Cuando el crítico literario de La Mañana, Mario Ramos, acabó de leer el artículo de su colega Carlos Zambrano, aparecido en la última edición dominical, sintió que por fin todo había terminado. A pesar de las duras críticas de su antiguo compañero y amigo, Mario se sintió aliviado. Inclusive algunas lágrimas aparecieron en sus ojos y se deslizaron por sus mejillas, mojando las hojas del periódico que mantenía sostenido con ambas manos.

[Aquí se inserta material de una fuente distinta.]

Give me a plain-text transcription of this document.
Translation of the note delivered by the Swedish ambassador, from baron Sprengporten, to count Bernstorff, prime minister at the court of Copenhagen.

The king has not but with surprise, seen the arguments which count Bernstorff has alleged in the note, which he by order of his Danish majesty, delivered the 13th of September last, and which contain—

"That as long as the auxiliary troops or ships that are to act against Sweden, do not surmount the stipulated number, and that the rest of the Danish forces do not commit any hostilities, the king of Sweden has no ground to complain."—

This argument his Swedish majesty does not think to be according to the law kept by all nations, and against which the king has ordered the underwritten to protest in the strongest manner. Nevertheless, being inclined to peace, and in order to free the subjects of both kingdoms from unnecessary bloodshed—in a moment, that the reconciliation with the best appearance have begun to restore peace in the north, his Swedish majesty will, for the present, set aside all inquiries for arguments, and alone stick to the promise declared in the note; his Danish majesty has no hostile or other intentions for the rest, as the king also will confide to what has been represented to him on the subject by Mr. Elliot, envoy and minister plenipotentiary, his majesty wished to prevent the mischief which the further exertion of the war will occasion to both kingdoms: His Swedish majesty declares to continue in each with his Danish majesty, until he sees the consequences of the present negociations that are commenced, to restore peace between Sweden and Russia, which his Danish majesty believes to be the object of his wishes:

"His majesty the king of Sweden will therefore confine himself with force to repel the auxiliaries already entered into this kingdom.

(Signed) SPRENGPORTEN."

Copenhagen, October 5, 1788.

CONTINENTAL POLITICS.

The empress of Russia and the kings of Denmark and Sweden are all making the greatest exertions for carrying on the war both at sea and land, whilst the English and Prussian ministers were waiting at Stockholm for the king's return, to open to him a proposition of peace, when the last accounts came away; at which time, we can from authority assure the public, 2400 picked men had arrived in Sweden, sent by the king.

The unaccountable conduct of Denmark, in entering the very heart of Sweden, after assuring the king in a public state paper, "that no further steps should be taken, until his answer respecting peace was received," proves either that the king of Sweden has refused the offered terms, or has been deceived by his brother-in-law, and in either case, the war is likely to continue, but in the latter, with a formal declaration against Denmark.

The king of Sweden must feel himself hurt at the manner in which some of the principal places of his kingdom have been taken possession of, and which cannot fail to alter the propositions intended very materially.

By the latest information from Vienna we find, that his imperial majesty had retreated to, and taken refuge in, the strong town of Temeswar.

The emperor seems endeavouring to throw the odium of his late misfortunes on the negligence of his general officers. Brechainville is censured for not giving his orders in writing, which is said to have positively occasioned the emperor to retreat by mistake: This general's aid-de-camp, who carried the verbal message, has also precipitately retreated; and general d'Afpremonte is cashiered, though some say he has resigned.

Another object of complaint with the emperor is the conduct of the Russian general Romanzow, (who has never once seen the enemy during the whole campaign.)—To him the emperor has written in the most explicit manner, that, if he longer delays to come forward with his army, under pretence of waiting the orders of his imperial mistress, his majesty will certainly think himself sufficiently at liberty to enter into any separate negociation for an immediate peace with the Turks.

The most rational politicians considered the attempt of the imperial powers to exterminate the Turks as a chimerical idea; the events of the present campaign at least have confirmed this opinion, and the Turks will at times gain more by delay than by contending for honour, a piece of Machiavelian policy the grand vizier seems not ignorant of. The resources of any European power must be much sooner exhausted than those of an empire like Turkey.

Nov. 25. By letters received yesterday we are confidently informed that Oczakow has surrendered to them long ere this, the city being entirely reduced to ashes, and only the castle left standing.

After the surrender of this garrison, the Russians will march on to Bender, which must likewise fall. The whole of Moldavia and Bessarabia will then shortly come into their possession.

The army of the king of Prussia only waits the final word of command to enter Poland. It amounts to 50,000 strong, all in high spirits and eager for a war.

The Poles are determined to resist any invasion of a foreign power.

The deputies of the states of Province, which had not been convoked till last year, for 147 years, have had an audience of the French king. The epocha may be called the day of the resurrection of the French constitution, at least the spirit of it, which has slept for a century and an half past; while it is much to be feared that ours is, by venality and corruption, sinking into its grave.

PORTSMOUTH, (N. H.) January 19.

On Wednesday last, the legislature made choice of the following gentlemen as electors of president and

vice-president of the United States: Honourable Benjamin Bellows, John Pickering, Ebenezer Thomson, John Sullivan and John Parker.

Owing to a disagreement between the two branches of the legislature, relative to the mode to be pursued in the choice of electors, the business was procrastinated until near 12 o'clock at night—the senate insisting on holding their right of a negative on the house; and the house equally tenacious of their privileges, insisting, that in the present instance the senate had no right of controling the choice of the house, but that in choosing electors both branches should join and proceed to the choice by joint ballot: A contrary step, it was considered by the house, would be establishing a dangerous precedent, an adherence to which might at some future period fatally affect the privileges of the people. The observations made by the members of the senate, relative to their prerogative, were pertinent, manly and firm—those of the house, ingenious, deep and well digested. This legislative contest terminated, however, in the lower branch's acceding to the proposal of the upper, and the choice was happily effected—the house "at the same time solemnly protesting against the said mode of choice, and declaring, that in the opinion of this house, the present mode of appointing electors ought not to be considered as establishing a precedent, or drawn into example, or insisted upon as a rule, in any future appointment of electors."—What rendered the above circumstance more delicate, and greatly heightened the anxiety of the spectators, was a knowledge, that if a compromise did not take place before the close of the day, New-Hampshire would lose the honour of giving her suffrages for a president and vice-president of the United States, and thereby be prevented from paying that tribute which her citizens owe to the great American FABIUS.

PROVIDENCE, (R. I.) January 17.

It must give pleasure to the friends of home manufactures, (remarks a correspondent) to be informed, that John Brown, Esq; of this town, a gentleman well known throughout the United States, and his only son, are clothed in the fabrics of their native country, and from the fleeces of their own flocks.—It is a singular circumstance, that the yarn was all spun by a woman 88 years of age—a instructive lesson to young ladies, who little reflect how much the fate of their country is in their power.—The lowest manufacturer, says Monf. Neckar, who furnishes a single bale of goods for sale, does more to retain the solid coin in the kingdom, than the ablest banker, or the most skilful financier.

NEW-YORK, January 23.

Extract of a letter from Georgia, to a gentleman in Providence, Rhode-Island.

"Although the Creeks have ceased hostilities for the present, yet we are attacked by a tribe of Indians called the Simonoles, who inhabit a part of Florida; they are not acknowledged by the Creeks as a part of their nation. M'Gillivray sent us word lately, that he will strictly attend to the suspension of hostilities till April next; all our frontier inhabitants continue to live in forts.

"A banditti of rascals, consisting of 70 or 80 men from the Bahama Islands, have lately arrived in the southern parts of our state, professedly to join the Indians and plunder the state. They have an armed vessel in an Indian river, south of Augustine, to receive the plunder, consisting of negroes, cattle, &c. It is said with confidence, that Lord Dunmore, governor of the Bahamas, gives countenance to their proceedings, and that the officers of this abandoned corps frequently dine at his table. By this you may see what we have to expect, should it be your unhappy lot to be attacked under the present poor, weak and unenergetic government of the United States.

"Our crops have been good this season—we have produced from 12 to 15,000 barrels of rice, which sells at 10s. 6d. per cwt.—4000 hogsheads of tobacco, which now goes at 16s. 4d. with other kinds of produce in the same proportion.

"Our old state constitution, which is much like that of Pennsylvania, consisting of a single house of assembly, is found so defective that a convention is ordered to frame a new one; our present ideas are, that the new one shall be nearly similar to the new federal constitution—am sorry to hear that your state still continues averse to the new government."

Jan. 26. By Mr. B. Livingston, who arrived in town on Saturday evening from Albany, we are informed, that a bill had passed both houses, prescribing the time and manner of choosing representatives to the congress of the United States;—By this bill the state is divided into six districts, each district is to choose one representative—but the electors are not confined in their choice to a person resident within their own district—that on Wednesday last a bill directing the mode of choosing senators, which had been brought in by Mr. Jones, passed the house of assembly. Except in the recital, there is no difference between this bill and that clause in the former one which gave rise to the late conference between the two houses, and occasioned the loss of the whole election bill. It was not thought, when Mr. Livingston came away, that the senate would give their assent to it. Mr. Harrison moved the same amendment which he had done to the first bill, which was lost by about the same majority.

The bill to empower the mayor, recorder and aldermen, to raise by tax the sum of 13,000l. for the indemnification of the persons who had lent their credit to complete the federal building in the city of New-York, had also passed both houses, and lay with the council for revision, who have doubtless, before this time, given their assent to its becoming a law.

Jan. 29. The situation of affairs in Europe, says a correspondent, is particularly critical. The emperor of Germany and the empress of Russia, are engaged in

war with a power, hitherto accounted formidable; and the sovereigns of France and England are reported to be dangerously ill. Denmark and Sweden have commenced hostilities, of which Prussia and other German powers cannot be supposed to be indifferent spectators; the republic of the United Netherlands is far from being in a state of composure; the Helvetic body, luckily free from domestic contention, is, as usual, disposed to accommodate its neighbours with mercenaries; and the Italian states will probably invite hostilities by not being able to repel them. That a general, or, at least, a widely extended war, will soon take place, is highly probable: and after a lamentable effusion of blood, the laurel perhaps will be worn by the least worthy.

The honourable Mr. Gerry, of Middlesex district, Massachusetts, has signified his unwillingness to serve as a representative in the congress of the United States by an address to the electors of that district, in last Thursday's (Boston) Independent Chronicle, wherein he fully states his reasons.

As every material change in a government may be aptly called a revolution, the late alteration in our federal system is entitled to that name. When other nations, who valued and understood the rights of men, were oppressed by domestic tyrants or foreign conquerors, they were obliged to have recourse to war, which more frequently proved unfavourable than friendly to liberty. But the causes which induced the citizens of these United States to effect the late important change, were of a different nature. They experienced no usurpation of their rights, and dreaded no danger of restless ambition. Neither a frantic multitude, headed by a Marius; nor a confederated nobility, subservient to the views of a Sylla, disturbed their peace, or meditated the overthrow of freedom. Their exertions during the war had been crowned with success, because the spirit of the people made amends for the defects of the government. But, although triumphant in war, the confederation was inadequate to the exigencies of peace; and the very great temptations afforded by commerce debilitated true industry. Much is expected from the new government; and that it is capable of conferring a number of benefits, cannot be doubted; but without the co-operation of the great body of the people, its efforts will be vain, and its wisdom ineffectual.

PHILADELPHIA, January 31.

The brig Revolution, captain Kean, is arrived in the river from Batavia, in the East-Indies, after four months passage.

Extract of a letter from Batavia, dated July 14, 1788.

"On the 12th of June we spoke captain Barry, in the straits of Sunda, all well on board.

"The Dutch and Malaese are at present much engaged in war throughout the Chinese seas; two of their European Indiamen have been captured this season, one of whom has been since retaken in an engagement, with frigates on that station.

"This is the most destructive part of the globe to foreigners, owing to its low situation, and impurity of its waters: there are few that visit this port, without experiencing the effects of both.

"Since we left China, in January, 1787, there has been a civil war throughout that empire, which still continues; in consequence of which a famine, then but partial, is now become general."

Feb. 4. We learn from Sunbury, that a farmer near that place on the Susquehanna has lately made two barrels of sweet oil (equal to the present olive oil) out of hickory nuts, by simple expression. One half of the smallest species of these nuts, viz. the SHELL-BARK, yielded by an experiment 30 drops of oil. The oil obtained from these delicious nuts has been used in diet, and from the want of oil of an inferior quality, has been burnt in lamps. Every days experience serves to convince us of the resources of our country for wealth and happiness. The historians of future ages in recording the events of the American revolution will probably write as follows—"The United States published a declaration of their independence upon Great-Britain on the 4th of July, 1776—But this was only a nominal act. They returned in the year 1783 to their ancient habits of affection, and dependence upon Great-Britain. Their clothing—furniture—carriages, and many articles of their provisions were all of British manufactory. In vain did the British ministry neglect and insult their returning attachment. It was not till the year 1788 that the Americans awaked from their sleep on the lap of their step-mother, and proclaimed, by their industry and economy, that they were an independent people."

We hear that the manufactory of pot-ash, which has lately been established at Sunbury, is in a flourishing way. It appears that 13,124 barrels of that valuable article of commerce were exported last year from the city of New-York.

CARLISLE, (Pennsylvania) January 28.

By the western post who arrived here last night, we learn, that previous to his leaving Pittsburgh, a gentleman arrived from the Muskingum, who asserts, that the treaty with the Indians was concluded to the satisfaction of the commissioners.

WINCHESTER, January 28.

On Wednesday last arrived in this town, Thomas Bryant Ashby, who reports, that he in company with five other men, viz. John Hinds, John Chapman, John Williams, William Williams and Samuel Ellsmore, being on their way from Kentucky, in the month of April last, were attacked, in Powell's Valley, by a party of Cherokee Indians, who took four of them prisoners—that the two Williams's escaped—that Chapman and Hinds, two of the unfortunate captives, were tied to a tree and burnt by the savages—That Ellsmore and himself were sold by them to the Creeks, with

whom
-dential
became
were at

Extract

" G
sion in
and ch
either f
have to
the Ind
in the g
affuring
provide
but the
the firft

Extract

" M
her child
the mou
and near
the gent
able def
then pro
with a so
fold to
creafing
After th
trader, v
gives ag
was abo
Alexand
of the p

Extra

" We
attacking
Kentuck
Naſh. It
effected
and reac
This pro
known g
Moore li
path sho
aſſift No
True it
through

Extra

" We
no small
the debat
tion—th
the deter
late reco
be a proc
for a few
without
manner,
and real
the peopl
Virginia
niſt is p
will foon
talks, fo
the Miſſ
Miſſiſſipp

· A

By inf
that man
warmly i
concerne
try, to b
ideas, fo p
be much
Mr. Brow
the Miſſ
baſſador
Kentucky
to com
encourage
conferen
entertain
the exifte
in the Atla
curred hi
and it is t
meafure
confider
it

Ramos estaba sentado en su estudio y de vez en cuando levantaba los ojos para mirar por la ventana la leve llovizna matutina que comenzaba a caer sobre el parque donde algunos de sus vecinos sacaban a pasear sus perros. Y Ramos, mientras avanzaba en su lectura, se debatía entre la alegría y la vergüenza. Sabía que el tormento de los últimos años estaba terminando, pero también no podía dejar de sentir que su carrera acababa de una forma terrible, de una forma que el nunca imaginó y de la cual no podía sentirse orgulloso.
El artículo de Zambrano, titulado irónicamente ¿El final de un crítico? (así, entre signos de interrogación que quizás pedían una respuesta o un último movimiento), haciendo gala de educación y diplomacia académica, comenzaba elogiando el trabajo de Ramos, haciendo énfasis especial en sus primeros ensayos. “Su erudición”, escribe Zambrano, “el manejo transparente de sus fuentes, y su habilidad para construir un discurso articulado y creativo colocó a Mario Ramos en los primeros lugares de la nueva crítica del continente”. Zambrano hacía otras consideraciones sobre la potencia intelectual de Ramos y sobre sus famosas polémicas teóricas de los años ochenta.
Pero después de estos elogios de rigor, Zambrano atacaba sin piedad el trabajo de su colega tildándolo, entre otras cosas, de anacrónico, obscurantista e inclusive, malintencionado. Para Zambrano, los artículos publicados por Ramos en los últimos años, carecían de coherencia teórica, así como sus interpretaciones críticas le parecían completamente alejadas de una lectura atenta de los textos. “Parece”, escribe Zambrano, “que Ramos hubiera olvidado el instrumental y la habilidad que lo acompañó, de forma brillante, durante tanto tiempo”. Aunque no lo decía de forma directa, Zambrano insinuaba que su colega se había quedado atrapado en el pasado y que era incapaz de enfrentar los desafios que planteaban las nuevas literaturas.
Con una rigurosidad que a Ramos le pareció un poco exagerada a pesar de todo, Zambrano destruía uno a uno sus argumentos y dejaba al descubierto una serie de estrategias discursivas usadas y repetidas sistemáticamente en sus ensayos, mostrando que, en el fondo, los artículos publicados por Ramos en los últimos años tenían el mismo formato central con tan solo algunas variaciones dependiendo del autor analizado en cada momento.
La luz de la mañana invadía ahora el estudio. Un rayo de luz se proyectaba contra la pared frente al escritorio de Ramos iluminando de improviso sus diplomas y premios académicos. Ramos sonrió, pero casi al mismo tiempo tuvo una terrible sensación de angustia. Sintió que le faltaba el aire. Intentó gritar pero el grito se quedó atrapado en su garganta. Con esfuerzo se levantó de la silla y abrió un poco la ventana que daba al parque. El aire fresco le hizo bien. Poco a poco recuperó la calma y volvió a respirar de forma normal. Me estoy enloqueciendo, pensó Ramos, estoy cansado y viejo. En ese momento escuchó la voz de su esposa que lo llamaba para desayunar. Ya bajo, gritó Ramos. Dobló el periódico lentamente y lo colocó sobre el escritorio. Abrió el cajón del lado derecho, sacó la pistola y la puso junto al periódico. Después miró hacia la esquina del estudio donde se acumulaban, en una inmensa columna que llegaba casi hasta el techo, los libros analizados durante los últimos años.
Mi carrera está acabada, piensa Ramos. Luego observa la pistola que brilla por un instante sobre el escritorio de madera y piensa si realmente vale la pena volarse la tapa de los sesos.